S is exported as final query results.
The present invention utilizes and analyzes overall data based on the method for grid and density, showing that the summary of Data distribution8 is estimated, laying the foundation for setting up coarseness grid, for the data skew reducing cluster provides foundation; Basis is estimated as with the summary of Data distribution8, set up the combination grain distributed memory grid index structure based on non-decile coarseness and the thin combination grain of decile, the bottleneck of unit handling property can be eliminated, improve data search efficiency, supporting distributed algorithm, is the core technology designing efficient, distributed KNN algorithm; Based on set up decile fine granularity grid index, design, can neighbour's fine granularity grid of locating query object fast and accurately without the neighbour's fine granularity grid-search algorithms lost; Based on the distributed memory grid index structure of thick-thin combination grain with without the neighbour's fine granularity grid-search algorithms lost, devise easily extensible, distributed search algorithm KNN, eliminate the bottleneck of centralized search algorithm's KNN unit handling property and write back based on search algorithm's KNN intermediate result of MapReduce framework the low problem of real-time that disk causes, achieving the fast query to mass data.

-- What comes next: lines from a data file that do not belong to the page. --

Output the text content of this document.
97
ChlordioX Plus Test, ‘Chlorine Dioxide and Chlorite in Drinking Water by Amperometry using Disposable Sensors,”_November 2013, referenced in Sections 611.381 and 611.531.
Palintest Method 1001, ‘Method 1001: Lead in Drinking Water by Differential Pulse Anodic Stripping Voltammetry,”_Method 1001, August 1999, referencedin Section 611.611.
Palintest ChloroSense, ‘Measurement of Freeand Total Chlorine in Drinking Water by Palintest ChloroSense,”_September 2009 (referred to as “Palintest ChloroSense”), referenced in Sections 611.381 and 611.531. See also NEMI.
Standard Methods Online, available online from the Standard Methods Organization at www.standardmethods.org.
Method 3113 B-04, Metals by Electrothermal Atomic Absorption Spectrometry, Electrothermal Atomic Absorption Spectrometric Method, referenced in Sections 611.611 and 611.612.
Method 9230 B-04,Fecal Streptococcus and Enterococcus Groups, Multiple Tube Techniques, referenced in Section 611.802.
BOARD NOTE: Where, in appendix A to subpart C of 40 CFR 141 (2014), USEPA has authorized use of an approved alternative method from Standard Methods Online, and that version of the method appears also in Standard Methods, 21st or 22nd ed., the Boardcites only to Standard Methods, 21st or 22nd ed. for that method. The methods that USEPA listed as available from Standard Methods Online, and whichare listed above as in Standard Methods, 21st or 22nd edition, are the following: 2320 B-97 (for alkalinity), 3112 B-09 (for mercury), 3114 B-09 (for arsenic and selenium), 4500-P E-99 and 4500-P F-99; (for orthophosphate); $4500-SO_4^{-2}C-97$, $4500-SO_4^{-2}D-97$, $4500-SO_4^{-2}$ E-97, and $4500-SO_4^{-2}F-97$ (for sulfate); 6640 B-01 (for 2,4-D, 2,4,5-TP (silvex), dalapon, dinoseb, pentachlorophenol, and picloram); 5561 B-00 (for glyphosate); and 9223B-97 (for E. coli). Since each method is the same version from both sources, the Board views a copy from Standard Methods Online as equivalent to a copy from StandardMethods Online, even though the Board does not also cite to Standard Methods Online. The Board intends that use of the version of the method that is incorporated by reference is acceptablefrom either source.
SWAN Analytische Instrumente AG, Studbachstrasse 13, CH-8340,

Above-mentioned embodiment is only concrete case of the present invention; scope of patent protection of the present invention includes but not limited to above-mentioned embodiment; claims of any a kind of KNN querying method based on combination grain distributed memory grid index according to the invention and the those of ordinary skill of any described technical field to its suitable change done or replacement, all should fall into scope of patent protection of the present invention.